0:25– Oh, the big finale, the crescendo of the symphony of bar advertising.  This is what makes this commercial so delightfully local.  First, we see a guy in an orange shirt just chillin on the window.  Possibly checking his phone for hockey scores.  What happens next is akin to aggravated assault with numerous accessories to the crime.

Bro minding his own business is body checked by a helmeted villain, who proceeds to persistently dry hump the victim in such a perverse way that we can only assume it's sexually gratifying.  People stand up and cheer instead of help the victim.  This is not how society should work.

If we are to analyze this as a hockey scene being played out in real life, then we find even more issues.  One, bro in orange shouldn't be hanging out on the boards.  He should keep moving, and open himself up for a pass (a pass of what?).  Two, the offender clearly makes a run at his victim – twenty feet or so – which is clearly defined as Charging.

NHL Rule 42.1:
Charging shall mean the actions of a player who, as a result of distance traveled, shall violently check an opponent in any manner.
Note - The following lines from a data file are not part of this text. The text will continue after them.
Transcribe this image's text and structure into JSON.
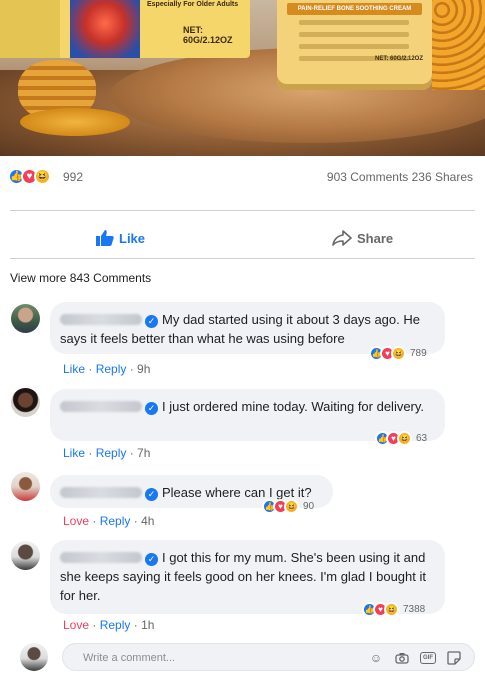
{
  "banner": {
    "box_tagline": "Especially For Older Adults",
    "box_net": "NET: 60G/2.12OZ",
    "jar_band": "PAIN-RELIEF BONE SOOTHING CREAM",
    "jar_net": "NET: 60G/2.12OZ"
  },
  "post": {
    "reaction_count": "992",
    "comments_shares": "903 Comments 236 Shares",
    "like_label": "Like",
    "share_label": "Share",
    "view_more": "View more 843 Comments"
  },
  "comments": [
    {
      "text": "My dad started using it about 3 days ago. He says it feels better than what he was using before",
      "action1": "Like",
      "reply": "Reply",
      "time": "9h",
      "react_count": "789"
    },
    {
      "text": "I just ordered mine today. Waiting for delivery.",
      "action1": "Like",
      "reply": "Reply",
      "time": "7h",
      "react_count": "63"
    },
    {
      "text": "Please where can I get it?",
      "action1": "Love",
      "reply": "Reply",
      "time": "4h",
      "react_count": "90"
    },
    {
      "text": "I got this for my mum. She's been using it and she keeps saying it feels good on her knees. I'm glad I bought it for her.",
      "action1": "Love",
      "reply": "Reply",
      "time": "1h",
      "react_count": "7388"
    }
  ],
  "composer": {
    "placeholder": "Write a comment..."
  },
  "colors": {
    "facebook_blue": "#1877f2",
    "love_red": "#f33e58",
    "haha_yellow": "#f7b125",
    "bubble_gray": "#f0f2f5"
  },
  "icons": {
    "like": "thumbs-up-icon",
    "love": "heart-icon",
    "haha": "laughing-face-icon",
    "share": "share-arrow-icon",
    "verified": "verified-badge-icon",
    "emoji": "emoji-icon",
    "camera": "camera-icon",
    "gif": "gif-icon",
    "sticker": "sticker-icon"
  }
}
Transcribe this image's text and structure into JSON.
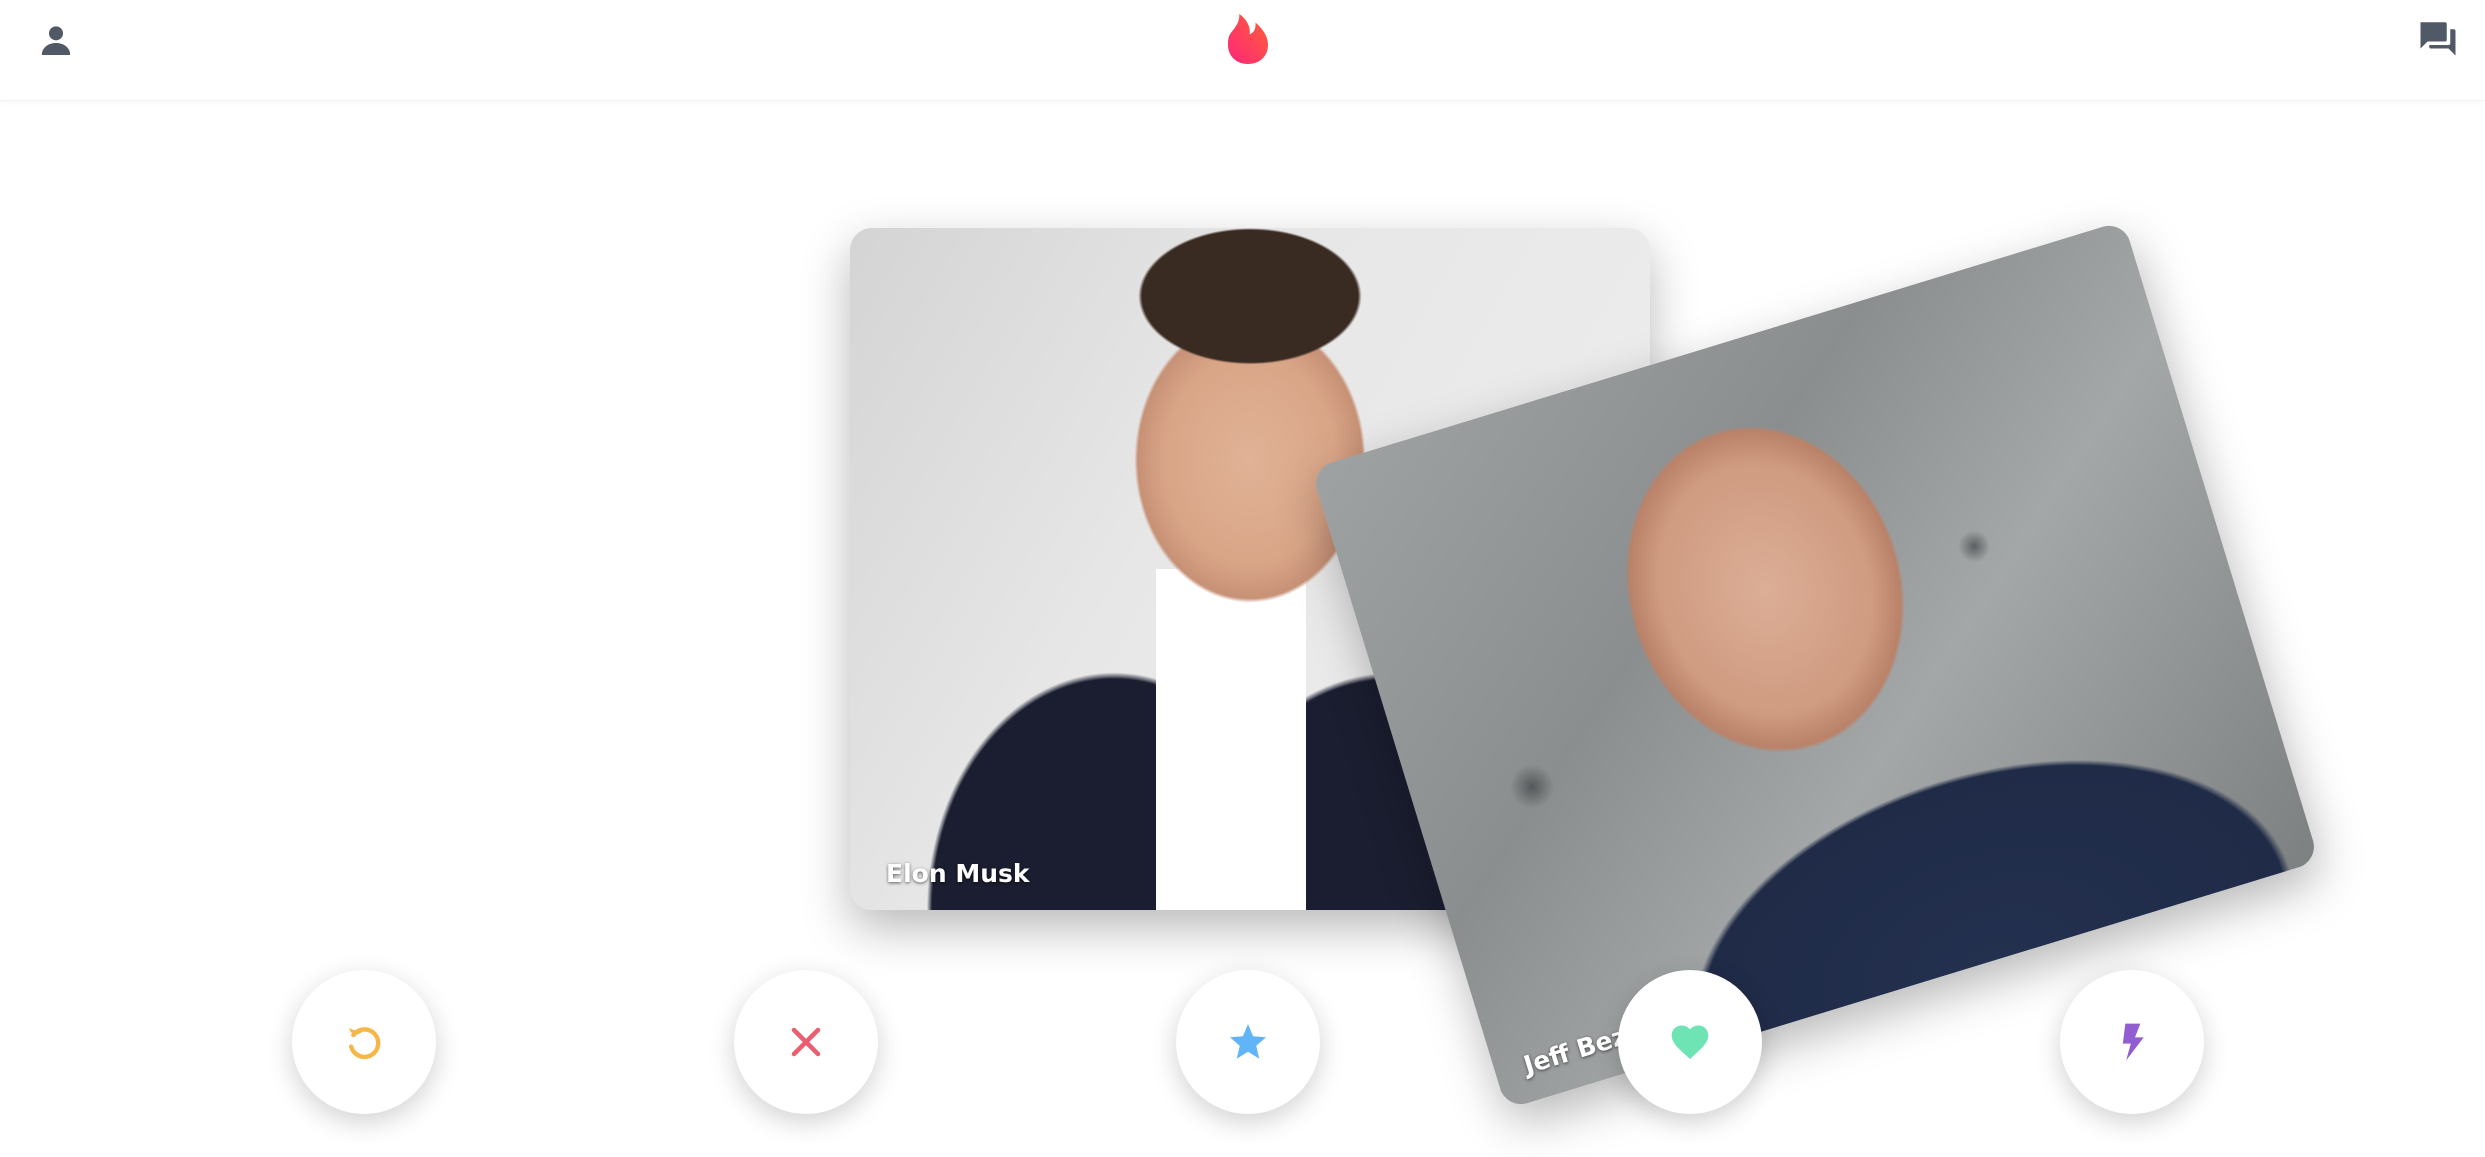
{
  "header": {
    "profile_icon": "person-icon",
    "logo_icon": "flame-logo",
    "messages_icon": "forum-chat-icon"
  },
  "cards": [
    {
      "name": "Elon Musk"
    },
    {
      "name": "Jeff Bezos"
    }
  ],
  "actions": [
    {
      "icon": "rewind-icon",
      "color": "#f5b748"
    },
    {
      "icon": "close-icon",
      "color": "#ec5e6f"
    },
    {
      "icon": "star-icon",
      "color": "#62b4f9"
    },
    {
      "icon": "heart-icon",
      "color": "#6ee3b4"
    },
    {
      "icon": "lightning-icon",
      "color": "#915dd1"
    }
  ],
  "colors": {
    "brand_gradient_start": "#fd267a",
    "brand_gradient_end": "#ff6036",
    "header_icon": "#505965"
  }
}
A “charge” may be the result of a check into the boards, into the goal frame or in open ice.
Despite this rule's vague wording, I'd say twenty feet constitutes "distance traveled."  This is not boarding, however, because the offender does not hit high, nor is orange bro necessarily defenseless since he isn't turned away from the play.

NHL Rule 41.1:
The onus is on the player applying the check to ensure his opponent is not in a defenseless position and if so, he must avoid or minimize the contact. However, in determining wheter such contact could have been avoided, the circumstances of the check, including whether the opponent put himself in a vulnerable position immediately prior to or simultaneously with the check or whether the check was unavoidable can be considered.
Thus, the initial call is Charging.

Three, this clearly develops into a double minor penalty, as orange bro is obstructed from the flow of play.  This is perhaps Holding more than Interference, since progress is stopped instead of impeded.

NHL Rule 54.1:
Holding – Any action by a player that retards the progress of an opposing player whether or not he is in possession of the puck.
Interference refers more to obstruction while in motion, and not while pinned against the boards.

Four, all the people in the bar cheer for this violence.  We should all be ashamed of ourselves.